Immigration and other European ideas for America

As I noted in my post title, this is interesting, if true:  it is a post that claims that a European policy institute, working closely with the UN, is determining large facets of American immigration policy, with special emphasis on settling Muslims in the Midwest.

If this is indeed true, it it reminds me of the International Baccalaureate Program that is being touted at more and more American schools that emphasizes academics.  I freely admit to knowing little about the program, but I have heard that it teaches Euro-centric values that may please some parents, but may be distasteful to many others, who believe that it has strong Marxist leanings and that it preaches a UN centric internationalism that is inherently anti-American.

As it is, I suspect that only on the upper liberal echelons do American values march in complete harmony with European values. As David Gerlernter wrote after witnessing the Democratic attack on General Petraeus, one facet of the by-now-commonplace desire to see America lose is motivated by Europe-envy (emphasis mine):

Americans are so accustomed (or inured) to this attitude that they rarely step back and ask, What the hell is going on here?

The issue isn’t tactics–doesn’t concern the draw-down that the administration has forecast and General Petraeus has now discussed, or how this draw-down should work, or how specific such talk ought to be. The issue is deeper. It’s time for Americans to ask some big questions. Do leading Democrats want America to win this war? Have they ever?

Of course not–and not because they are traitors. To leading Democrats such as Harry Reid and Nancy Pelosi, Hillary Clinton and Barack Obama, Al Gore and John Edwards, America would be better off if she lost. And this has been true from the start.

To rephrase the question: Why did Harry Reid announce months ago that the war was lost when it wasn’t, and everyone knew it wasn’t? The wish is father to the deed. He was envisioning the world of his dreams.

The Democrats’ embrace of defeat is inspired by no base desire to see Americans killed or American resources wasted. But let’s be honest about it, and invite the Democrats to be honest too.

Appeasement, pacifism, globalism: Those are the Big Three principles of the Democratic left. Each one has been defended by serious people; all are philosophically plausible, or at least arguable. But they are unpopular (especially the first two) with the U.S. public, and so the Democrats rarely make their views plain. We must infer their ideas from their (usually) guarded public statements.

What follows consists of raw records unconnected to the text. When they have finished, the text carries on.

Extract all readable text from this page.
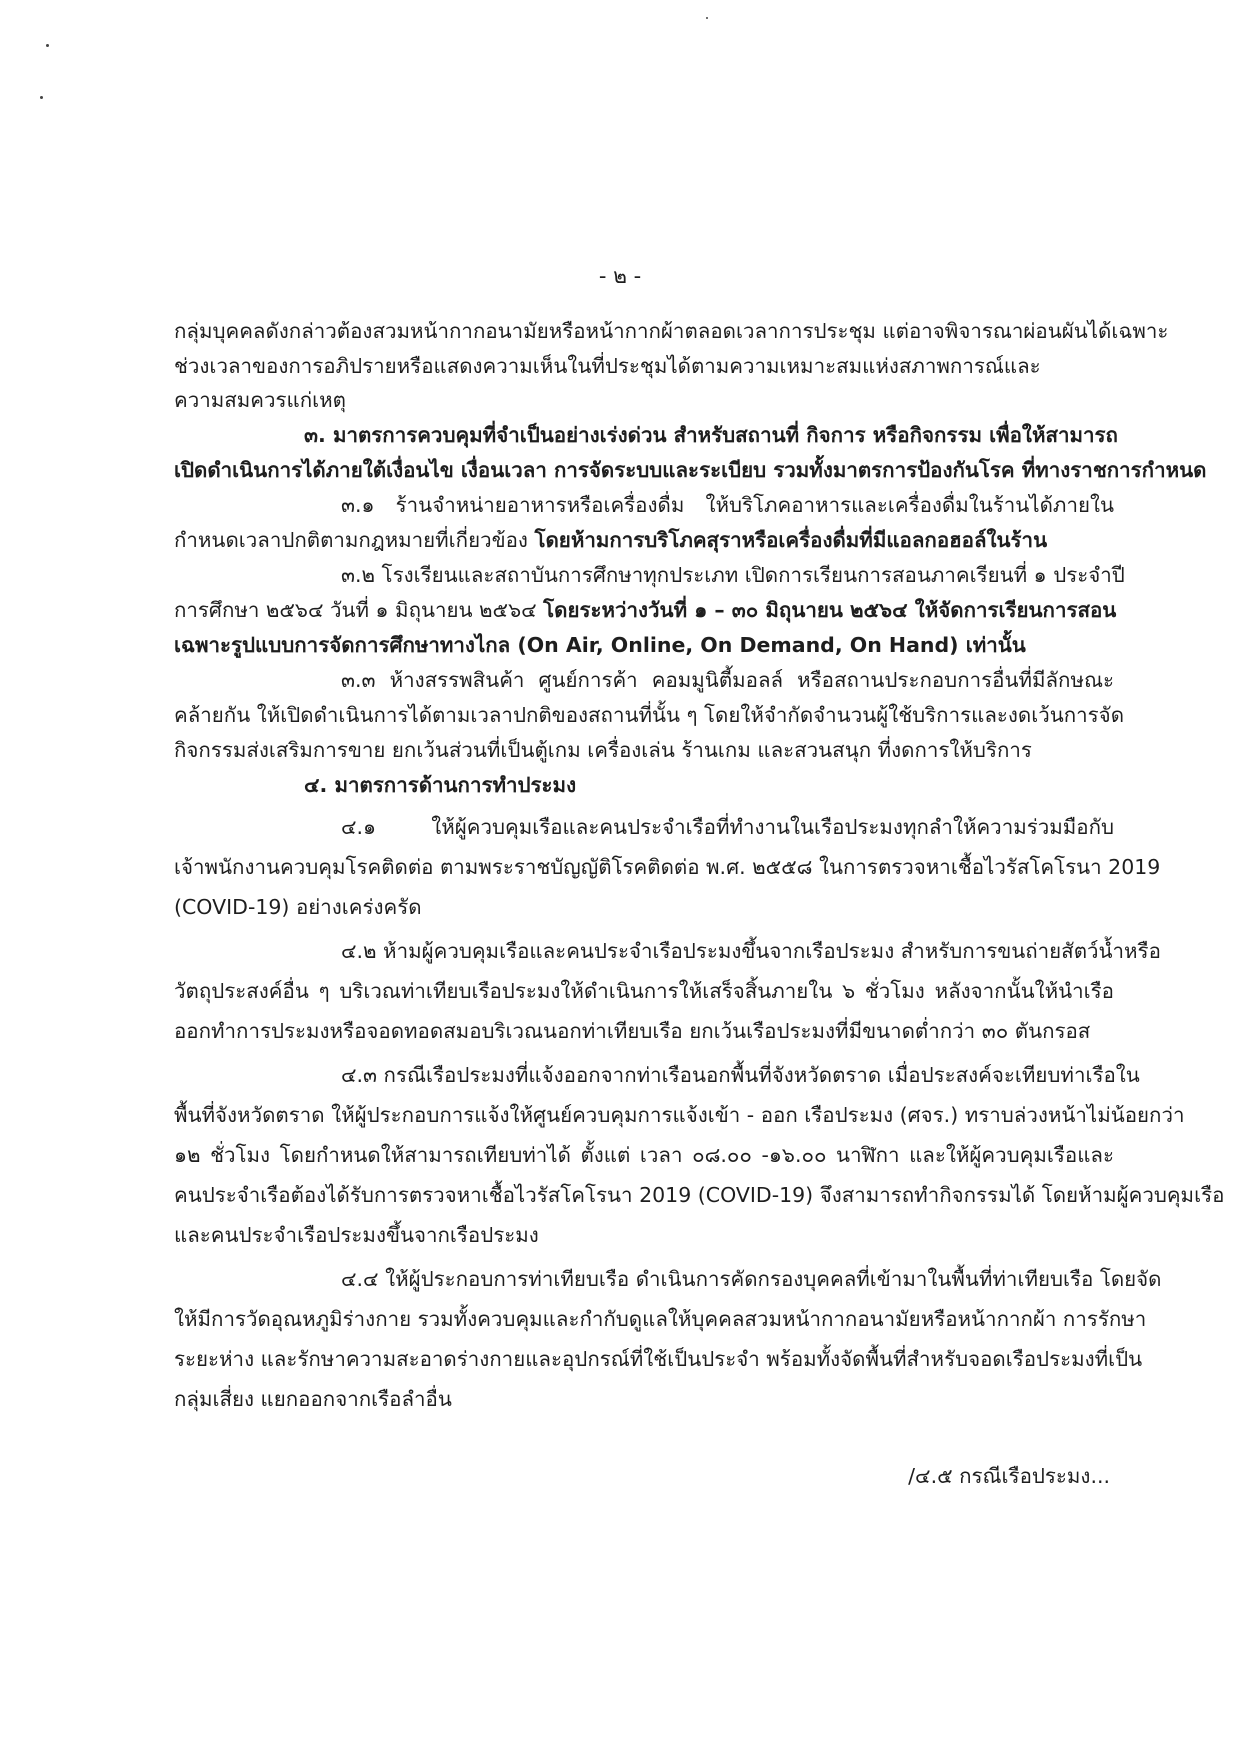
- ๒ -
กลุ่มบุคคลดังกล่าวต้องสวมหน้ากากอนามัยหรือหน้ากากผ้าตลอดเวลาการประชุม แต่อาจพิจารณาผ่อนผันได้เฉพาะ
ช่วงเวลาของการอภิปรายหรือแสดงความเห็นในที่ประชุมได้ตามความเหมาะสมแห่งสภาพการณ์และ
ความสมควรแก่เหตุ
๓. มาตรการควบคุมที่จำเป็นอย่างเร่งด่วน สำหรับสถานที่ กิจการ หรือกิจกรรม เพื่อให้สามารถ
เปิดดำเนินการได้ภายใต้เงื่อนไข เงื่อนเวลา การจัดระบบและระเบียบ รวมทั้งมาตรการป้องกันโรค ที่ทางราชการกำหนด
๓.๑ ร้านจำหน่ายอาหารหรือเครื่องดื่ม ให้บริโภคอาหารและเครื่องดื่มในร้านได้ภายใน
กำหนดเวลาปกติตามกฎหมายที่เกี่ยวข้อง โดยห้ามการบริโภคสุราหรือเครื่องดื่มที่มีแอลกอฮอล์ในร้าน
๓.๒ โรงเรียนและสถาบันการศึกษาทุกประเภท เปิดการเรียนการสอนภาคเรียนที่ ๑ ประจำปี
การศึกษา ๒๕๖๔ วันที่ ๑ มิถุนายน ๒๕๖๔ โดยระหว่างวันที่ ๑ – ๓๐ มิถุนายน ๒๕๖๔ ให้จัดการเรียนการสอน
เฉพาะรูปแบบการจัดการศึกษาทางไกล (On Air, Online, On Demand, On Hand) เท่านั้น
๓.๓ ห้างสรรพสินค้า ศูนย์การค้า คอมมูนิตี้มอลล์ หรือสถานประกอบการอื่นที่มีลักษณะ
คล้ายกัน ให้เปิดดำเนินการได้ตามเวลาปกติของสถานที่นั้น ๆ โดยให้จำกัดจำนวนผู้ใช้บริการและงดเว้นการจัด
กิจกรรมส่งเสริมการขาย ยกเว้นส่วนที่เป็นตู้เกม เครื่องเล่น ร้านเกม และสวนสนุก ที่งดการให้บริการ
๔. มาตรการด้านการทำประมง
๔.๑ ให้ผู้ควบคุมเรือและคนประจำเรือที่ทำงานในเรือประมงทุกลำให้ความร่วมมือกับ
เจ้าพนักงานควบคุมโรคติดต่อ ตามพระราชบัญญัติโรคติดต่อ พ.ศ. ๒๕๕๘ ในการตรวจหาเชื้อไวรัสโคโรนา 2019
(COVID-19) อย่างเคร่งครัด
๔.๒ ห้ามผู้ควบคุมเรือและคนประจำเรือประมงขึ้นจากเรือประมง สำหรับการขนถ่ายสัตว์น้ำหรือ
วัตถุประสงค์อื่น ๆ บริเวณท่าเทียบเรือประมงให้ดำเนินการให้เสร็จสิ้นภายใน ๖ ชั่วโมง หลังจากนั้นให้นำเรือ
ออกทำการประมงหรือจอดทอดสมอบริเวณนอกท่าเทียบเรือ ยกเว้นเรือประมงที่มีขนาดต่ำกว่า ๓๐ ตันกรอส
๔.๓ กรณีเรือประมงที่แจ้งออกจากท่าเรือนอกพื้นที่จังหวัดตราด เมื่อประสงค์จะเทียบท่าเรือใน
พื้นที่จังหวัดตราด ให้ผู้ประกอบการแจ้งให้ศูนย์ควบคุมการแจ้งเข้า - ออก เรือประมง (ศจร.) ทราบล่วงหน้าไม่น้อยกว่า
๑๒ ชั่วโมง โดยกำหนดให้สามารถเทียบท่าได้ ตั้งแต่ เวลา ๐๘.๐๐ -๑๖.๐๐ นาฬิกา และให้ผู้ควบคุมเรือและ
คนประจำเรือต้องได้รับการตรวจหาเชื้อไวรัสโคโรนา 2019 (COVID-19) จึงสามารถทำกิจกรรมได้ โดยห้ามผู้ควบคุมเรือ
และคนประจำเรือประมงขึ้นจากเรือประมง
๔.๔ ให้ผู้ประกอบการท่าเทียบเรือ ดำเนินการคัดกรองบุคคลที่เข้ามาในพื้นที่ท่าเทียบเรือ โดยจัด
ให้มีการวัดอุณหภูมิร่างกาย รวมทั้งควบคุมและกำกับดูแลให้บุคคลสวมหน้ากากอนามัยหรือหน้ากากผ้า การรักษา
ระยะห่าง และรักษาความสะอาดร่างกายและอุปกรณ์ที่ใช้เป็นประจำ พร้อมทั้งจัดพื้นที่สำหรับจอดเรือประมงที่เป็น
กลุ่มเสี่ยง แยกออกจากเรือลำอื่น
/๔.๕ กรณีเรือประมง...
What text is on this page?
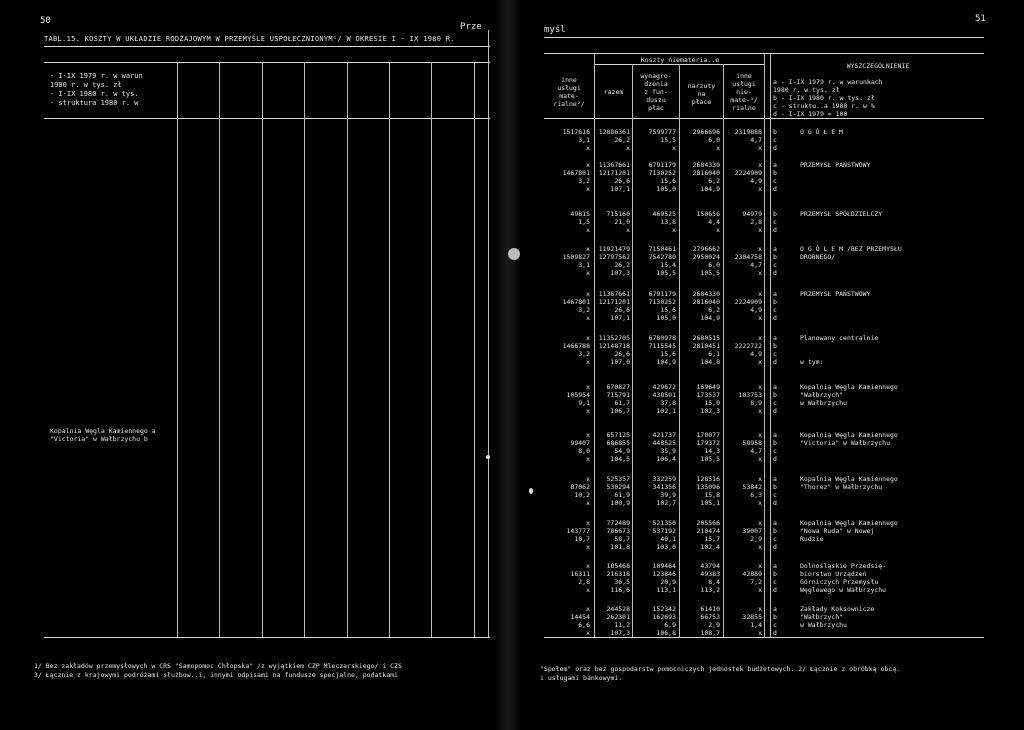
50
Prze
TABL.15. KOSZTY W UKŁADZIE RODZAJOWYM W PRZEMYŚLE USPOŁECZNIONYM¹/ W OKRESIE I - IX 1980 R.
- I-IX 1979 r. w warun
1980 r. w tys. zł
- I-IX 1980 r. w tys.
- struktura 1980 r. w
Kopalnia Węgla Kamiennego a
"Victoria" w Wałbrzychu b
1/ Bez zakładów przemysłowych w CRS "Samopomoc Chłopska" /z wyjątkiem CZP Mleczarskiego/ i CZS
3/ Łącznie z krajowymi podróżami służbow..i, innymi odpisami na fundusze specjalne, podatkami
51
myśl
Koszty niemateria..e
inne
usługi
mate-
rialne²/
razem
wynagro-
dzenia
z fun-
duszu
płac
narzuty
na
płace
inne
usługi
nie-
mate-³/
rialne
WYSZCZEGÓLNIENIE
a - I-IX 1979 r. w warunkach
1980 r. w tys. zł
b - I-IX 1980 r. w tys. zł
c - struktu..a 1980 r. w %
d - I-IX 1979 = 100
1517616
3,1
x
12886361
26,2
x
7599777
15,5
x
2966696
6,0
x
2319888
4,7
x
b
c
d
O G Ó Ł E M
x
1467801
3,2
x
11367661
12171201
26,6
107,1
6791179
7130252
15,6
105,0
2684330
2816040
6,2
104,9
x
2224909
4,9
x
a
b
c
d
PRZEMYSŁ PAŃSTWOWY
49815
1,5
x
715160
21,0
x
469525
13,8
x
150656
4,4
x
94979
2,8
x
b
c
d
PRZEMYSŁ SPÓŁDZIELCZY
x
1509827
3,1
x
11921479
12797562
26,2
107,3
7150461
7542780
15,4
105,5
2796662
2950024
6,0
105,5
x
2304758
4,7
x
a
b
c
d
O G Ó L E M /BEZ PRZEMYSŁU
DROBNEGO/
x
1467801
3,2
x
11367661
12171201
26,6
107,1
6791179
7130252
15,6
105,0
2684330
2816040
6,2
104,9
x
2224909
4,9
x
a
b
c
d
PRZEMYSŁ PAŃSTWOWY
x
1466788
3,2
x
11352705
12148718
26,6
107,0
6780978
7115545
15,6
104,9
2680515
2810451
6,1
104,8
x
2222722
4,9
x
a
b
c
d
Planowany centralnie

w tym:
x
105954
9,1
x
670827
715791
61,7
106,7
429672
438501
37,8
102,1
169649
173537
15,0
102,3
x
103753
8,9
x
a
b
c
d
Kopalnia Węgla Kamiennego
"Wałbrzych"
w Wałbrzychu
x
99407
8,0
x
657125
686855
54,9
104,5
421737
448525
35,9
106,4
170077
179372
14,3
105,5
x
58958
4,7
x
a
b
c
d
Kopalnia Węgla Kamiennego
"Victoria" w Wałbrzychu
x
87062
10,2
x
525357
530294
61,9
100,9
332259
341356
39,9
102,7
128516
135096
15,8
105,1
x
53842
6,3
x
a
b
c
d
Kopalnia Węgla Kamiennego
"Thorez" w Wałbrzychu
x
143777
10,7
x
772489
786673
58,7
101,8
521350
537192
40,1
103,0
205566
210474
15,7
102,4
x
39007
2,9
x
a
b
c
d
Kopalnia Węgla Kamiennego
"Nowa Ruda" w Nowej
Rudzie
x
16311
2,8
x
185468
216318
36,5
116,6
109464
123846
20,9
113,1
43794
49383
8,4
113,2
x
42889
7,2
x
a
b
c
d
Dolnośląskie Przedsię-
biorstwo Urządzeń
Górniczych Przemysłu
Węglowego w Wałbrzychu
x
14454
6,6
x
244528
262301
11,2
107,3
152342
162693
6,9
106,8
61410
66753
2,9
108,7
x
32855
1,4
x
a
b
c
d
Zakłady Koksownicze
"Wałbrzych"
w Wałbrzychu
"Społem" oraz bez gospodarstw pomocniczych jednostek budżetowych. 2/ Łącznie z obróbką obcą.
i usługami bankowymi.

Globalism and Euro-envy are explicit, sometimes, in Democratic pronouncements–about the sanctity of the United Nations, the importance of global conferences and “multilateralism” (except in cases like North Korea, where the president already is moving multilaterally), the superiority of the Canadian or German health care system, and so forth. The Democrats are not unpatriotic, but their patriotism is directed at a large abstract entity called The International Community or even (aping Bronze Age paganism) the Earth, not at America. Benjamin Disraeli anticipated this worldview long ago when he called Liberals the “Philosophical” and Conservatives the “National” party. Liberals are loyal to philosophical abstractions–and seek harmony with the French and Germans. Conservatives are loyal to their own nation, and seek harmony with its Founders and heroes and guiding principles.

I have to admit to being a former Euro-centric thinker.  I grew up in a very European household, and the forces to which I was exposed both within and outside of my home all had me thinking modern Europeans were smarter, more sophisticated and quite simply better in every way than the primitive, simplistic yokels in America.  I therefore believed that we should emulate them whenever possible.

Funnily enough, though, after each of my many trips to Europe, although I was always staggered by the beauty surrounding me, naturally, architecturally and artistically, I was so grateful to be back in America, and became ever more appreciative of American values and American people.  Now, I look at Europe and, while I can still appreciate its good sides, I am increasingly appalled by its knee jerk anti-Americanism, its rising anti-Semitism, its stagnant economic policies, its rising dhimmitude.  I therefore hate the idea of seeing my kids raised as I was to think blindly that Europe is better than America.